Per quanto riguarda gli assessori esterni, sia nei comuni con popolazione superiore a 15.000 abitanti sia in quelli, se previsti dallo statuto, con popolazione inferiore, l’articolo 47, commi 3 e 4, del citato decreto legislativo 267/2000, stabilisce che gli stessi devono possedere i requisiti di candidabilità, eleggibilità e compatibilità previsti per i consiglieri comunali.
Con l’eccezione di quelle riferite ai vertici delle Aziende sanitarie locali e ospedaliere, l’interessato deve cessare dalle funzioni non oltre il giorno fissato per la presentazione delle candidature (articolo 60, comma 3, del citato decreto legislativo 267/2000); per cessazione dalle funzioni s’intende l’effettiva astensione da ogni atto inerente l’ufficio ricoperto (articolo 60, comma 6).

La cessazione delle funzioni può avvenire per dimissioni, trasferimento, revoca dell’incarico o del comando, collocamento in aspettativa. In tali casi la pubblica amministrazione è tenuta a prendere i provvedimenti di propria competenza entro cinque giorni dalla richiesta dell’interessato (articolo 60, comma 5). L’aspettativa è concessa anche in deroga agli ordinamenti di appartenenza per tutta la durata del mandato (articolo 60, comma 7), ma non possono essere collocati in aspettativa i dipendenti assunti a tempo determinato (articolo 60, comma 8).

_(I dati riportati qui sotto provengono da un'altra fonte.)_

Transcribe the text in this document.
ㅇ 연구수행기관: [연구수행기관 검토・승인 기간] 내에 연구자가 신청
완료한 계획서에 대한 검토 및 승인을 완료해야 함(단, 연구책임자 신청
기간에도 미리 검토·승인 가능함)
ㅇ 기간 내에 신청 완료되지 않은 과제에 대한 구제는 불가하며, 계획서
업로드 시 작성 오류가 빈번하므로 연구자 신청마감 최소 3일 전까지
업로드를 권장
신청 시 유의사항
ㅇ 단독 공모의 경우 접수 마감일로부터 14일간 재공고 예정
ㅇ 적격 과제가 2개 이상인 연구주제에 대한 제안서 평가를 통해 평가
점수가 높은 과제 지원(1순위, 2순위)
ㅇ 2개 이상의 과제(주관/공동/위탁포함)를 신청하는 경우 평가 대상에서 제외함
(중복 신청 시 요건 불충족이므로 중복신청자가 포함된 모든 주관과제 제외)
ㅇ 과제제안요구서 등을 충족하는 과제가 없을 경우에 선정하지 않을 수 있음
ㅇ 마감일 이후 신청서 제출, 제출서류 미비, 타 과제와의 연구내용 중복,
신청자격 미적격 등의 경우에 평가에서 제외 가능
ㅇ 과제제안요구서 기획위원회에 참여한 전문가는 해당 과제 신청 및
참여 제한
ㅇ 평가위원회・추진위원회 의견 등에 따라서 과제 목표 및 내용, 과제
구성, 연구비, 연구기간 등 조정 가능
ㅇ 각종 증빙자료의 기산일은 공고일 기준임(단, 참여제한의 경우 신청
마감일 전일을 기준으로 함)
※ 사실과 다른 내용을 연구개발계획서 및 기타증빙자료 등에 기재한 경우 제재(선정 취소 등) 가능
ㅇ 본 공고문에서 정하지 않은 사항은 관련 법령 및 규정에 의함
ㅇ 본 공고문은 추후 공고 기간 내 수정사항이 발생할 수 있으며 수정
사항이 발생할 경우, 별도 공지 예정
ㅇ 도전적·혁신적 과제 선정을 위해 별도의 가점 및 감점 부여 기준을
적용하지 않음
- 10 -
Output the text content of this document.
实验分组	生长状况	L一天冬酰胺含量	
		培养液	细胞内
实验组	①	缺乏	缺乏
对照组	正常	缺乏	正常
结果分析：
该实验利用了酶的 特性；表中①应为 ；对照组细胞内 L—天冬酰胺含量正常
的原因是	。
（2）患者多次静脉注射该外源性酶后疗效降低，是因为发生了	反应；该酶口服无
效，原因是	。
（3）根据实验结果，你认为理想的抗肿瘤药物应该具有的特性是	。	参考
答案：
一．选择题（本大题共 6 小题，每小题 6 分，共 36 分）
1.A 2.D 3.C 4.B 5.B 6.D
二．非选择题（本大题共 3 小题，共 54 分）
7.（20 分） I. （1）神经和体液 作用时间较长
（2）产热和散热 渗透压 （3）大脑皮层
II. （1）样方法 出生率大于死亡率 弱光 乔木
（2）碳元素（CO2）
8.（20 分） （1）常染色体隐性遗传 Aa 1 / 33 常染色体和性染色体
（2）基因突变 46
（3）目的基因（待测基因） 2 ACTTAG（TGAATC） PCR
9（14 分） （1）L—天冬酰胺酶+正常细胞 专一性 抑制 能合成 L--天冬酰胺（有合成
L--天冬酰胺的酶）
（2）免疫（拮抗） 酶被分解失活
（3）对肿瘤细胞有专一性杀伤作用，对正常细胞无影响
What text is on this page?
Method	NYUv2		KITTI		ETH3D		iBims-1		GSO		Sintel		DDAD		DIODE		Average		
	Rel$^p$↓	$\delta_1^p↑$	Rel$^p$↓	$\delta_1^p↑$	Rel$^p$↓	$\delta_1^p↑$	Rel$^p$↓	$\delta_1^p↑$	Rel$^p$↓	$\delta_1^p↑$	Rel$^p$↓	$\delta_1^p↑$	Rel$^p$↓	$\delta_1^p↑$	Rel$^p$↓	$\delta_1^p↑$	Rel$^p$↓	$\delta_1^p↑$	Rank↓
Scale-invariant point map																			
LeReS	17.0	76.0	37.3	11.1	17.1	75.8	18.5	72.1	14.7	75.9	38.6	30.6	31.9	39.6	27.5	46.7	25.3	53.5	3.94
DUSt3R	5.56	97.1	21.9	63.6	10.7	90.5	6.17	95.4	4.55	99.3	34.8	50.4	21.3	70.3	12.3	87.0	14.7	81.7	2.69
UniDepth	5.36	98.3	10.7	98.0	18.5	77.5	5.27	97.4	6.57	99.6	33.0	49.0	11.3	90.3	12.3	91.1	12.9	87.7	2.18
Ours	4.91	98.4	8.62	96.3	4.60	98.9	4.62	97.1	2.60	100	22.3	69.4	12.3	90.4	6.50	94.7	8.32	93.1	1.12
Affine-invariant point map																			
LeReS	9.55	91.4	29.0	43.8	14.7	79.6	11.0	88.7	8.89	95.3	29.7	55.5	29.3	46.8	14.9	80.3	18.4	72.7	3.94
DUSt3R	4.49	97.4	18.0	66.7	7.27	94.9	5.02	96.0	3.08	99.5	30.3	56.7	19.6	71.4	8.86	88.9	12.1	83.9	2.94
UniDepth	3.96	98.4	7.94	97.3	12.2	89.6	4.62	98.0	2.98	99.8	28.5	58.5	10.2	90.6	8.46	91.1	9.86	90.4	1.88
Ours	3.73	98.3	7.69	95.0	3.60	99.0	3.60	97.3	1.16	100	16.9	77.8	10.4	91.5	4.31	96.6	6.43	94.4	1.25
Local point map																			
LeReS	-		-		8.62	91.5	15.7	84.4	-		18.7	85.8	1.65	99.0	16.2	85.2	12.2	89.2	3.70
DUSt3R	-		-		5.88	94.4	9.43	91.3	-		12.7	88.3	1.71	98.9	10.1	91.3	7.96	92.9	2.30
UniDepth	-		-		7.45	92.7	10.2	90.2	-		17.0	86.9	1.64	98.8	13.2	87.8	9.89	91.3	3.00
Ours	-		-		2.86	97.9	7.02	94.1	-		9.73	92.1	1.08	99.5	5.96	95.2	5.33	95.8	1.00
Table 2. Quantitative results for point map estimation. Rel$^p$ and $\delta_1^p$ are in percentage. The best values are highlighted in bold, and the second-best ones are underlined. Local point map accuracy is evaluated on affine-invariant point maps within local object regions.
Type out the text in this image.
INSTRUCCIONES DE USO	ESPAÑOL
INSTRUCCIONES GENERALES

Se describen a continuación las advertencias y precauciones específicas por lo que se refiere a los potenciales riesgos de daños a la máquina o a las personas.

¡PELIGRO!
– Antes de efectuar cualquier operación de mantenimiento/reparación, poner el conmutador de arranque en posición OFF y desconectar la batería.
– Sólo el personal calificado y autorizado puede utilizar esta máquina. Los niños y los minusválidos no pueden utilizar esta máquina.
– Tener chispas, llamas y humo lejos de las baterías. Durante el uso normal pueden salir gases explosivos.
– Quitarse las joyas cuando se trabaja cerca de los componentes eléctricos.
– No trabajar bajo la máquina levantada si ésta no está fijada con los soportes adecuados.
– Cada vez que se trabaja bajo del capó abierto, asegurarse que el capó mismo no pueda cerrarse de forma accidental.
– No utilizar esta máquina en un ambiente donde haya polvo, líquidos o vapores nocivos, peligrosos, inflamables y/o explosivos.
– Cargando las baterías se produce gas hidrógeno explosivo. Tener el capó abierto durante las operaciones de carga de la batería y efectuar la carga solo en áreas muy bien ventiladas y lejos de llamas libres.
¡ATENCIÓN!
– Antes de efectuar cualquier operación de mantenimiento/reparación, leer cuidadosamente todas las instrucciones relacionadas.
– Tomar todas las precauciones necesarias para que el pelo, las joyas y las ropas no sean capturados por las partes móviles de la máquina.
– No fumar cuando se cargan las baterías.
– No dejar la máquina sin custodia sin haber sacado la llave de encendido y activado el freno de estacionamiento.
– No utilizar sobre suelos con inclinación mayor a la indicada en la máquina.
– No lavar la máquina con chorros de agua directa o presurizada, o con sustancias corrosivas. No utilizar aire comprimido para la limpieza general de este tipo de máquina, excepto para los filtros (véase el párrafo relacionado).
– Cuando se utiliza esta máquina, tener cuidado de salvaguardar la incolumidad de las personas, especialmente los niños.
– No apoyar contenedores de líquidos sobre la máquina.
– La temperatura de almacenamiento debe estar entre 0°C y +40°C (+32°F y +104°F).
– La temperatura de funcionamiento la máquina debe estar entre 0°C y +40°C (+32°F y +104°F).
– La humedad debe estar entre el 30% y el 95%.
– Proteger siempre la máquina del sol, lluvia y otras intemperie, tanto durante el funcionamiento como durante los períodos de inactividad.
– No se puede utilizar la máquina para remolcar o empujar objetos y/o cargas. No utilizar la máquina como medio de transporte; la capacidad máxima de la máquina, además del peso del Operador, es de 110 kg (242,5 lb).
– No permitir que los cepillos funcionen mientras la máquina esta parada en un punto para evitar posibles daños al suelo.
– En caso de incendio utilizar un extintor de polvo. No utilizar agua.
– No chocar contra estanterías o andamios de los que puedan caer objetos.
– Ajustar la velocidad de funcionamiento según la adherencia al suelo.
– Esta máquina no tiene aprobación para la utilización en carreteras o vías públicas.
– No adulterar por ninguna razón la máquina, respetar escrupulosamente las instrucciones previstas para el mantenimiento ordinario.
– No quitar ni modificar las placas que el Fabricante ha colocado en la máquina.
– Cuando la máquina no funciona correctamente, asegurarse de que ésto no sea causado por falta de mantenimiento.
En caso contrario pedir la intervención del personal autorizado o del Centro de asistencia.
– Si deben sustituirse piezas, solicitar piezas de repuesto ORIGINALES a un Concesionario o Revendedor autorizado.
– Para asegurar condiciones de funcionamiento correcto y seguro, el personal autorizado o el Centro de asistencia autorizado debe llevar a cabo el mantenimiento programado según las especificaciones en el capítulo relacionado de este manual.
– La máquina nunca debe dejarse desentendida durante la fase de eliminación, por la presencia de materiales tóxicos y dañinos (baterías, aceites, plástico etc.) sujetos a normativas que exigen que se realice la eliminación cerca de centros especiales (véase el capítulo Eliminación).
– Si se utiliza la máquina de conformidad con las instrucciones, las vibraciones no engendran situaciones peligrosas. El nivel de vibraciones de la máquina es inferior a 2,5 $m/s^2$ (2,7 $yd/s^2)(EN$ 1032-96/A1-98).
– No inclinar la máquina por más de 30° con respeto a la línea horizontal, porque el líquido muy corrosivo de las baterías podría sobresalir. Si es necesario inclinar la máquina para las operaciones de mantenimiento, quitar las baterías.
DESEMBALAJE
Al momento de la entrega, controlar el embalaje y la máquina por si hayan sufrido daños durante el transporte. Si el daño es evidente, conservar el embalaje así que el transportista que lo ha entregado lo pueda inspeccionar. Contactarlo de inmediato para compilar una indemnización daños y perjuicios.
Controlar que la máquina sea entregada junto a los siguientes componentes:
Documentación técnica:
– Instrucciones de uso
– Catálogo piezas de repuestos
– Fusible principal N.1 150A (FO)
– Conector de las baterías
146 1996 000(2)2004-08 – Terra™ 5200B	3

Nel caso dei ministri di culto è idonea la dispensa vescovile da ogni servizio ministeriale (Corte di Cassazione – Sezioni civili: I Sezione, 14 aprile 1997, n. 3193).
Per quanto riguarda l’ineleggibilità del direttore generale, del direttore amministrativo e del direttore sanitario delle Aziende sanitarie e ospedaliere, l’interessato deve cessare dalle funzioni almeno centottanta giorni prima della data di scadenza dell’organo elettivo in rinnovo; in ogni caso, il direttore generale, il direttore amministrativo ed il direttore sanitario non sono eleggibili nei collegi elettorali nei quali sia ricompreso, in tutto o in parte, il territorio dell’azienda sanitaria locale o ospedaliera presso la quale abbiano esercitato le proprie funzioni in un periodo compreso nei sei mesi antecedenti la data di accettazione della candidatura (articolo 60, comma 2, del citato decreto legislativo 267/2000). Per cessazione dalle funzioni s’intende l’effettiva astensione da ogni atto inerente l’ufficio ricoperto (articolo 60, comma 6).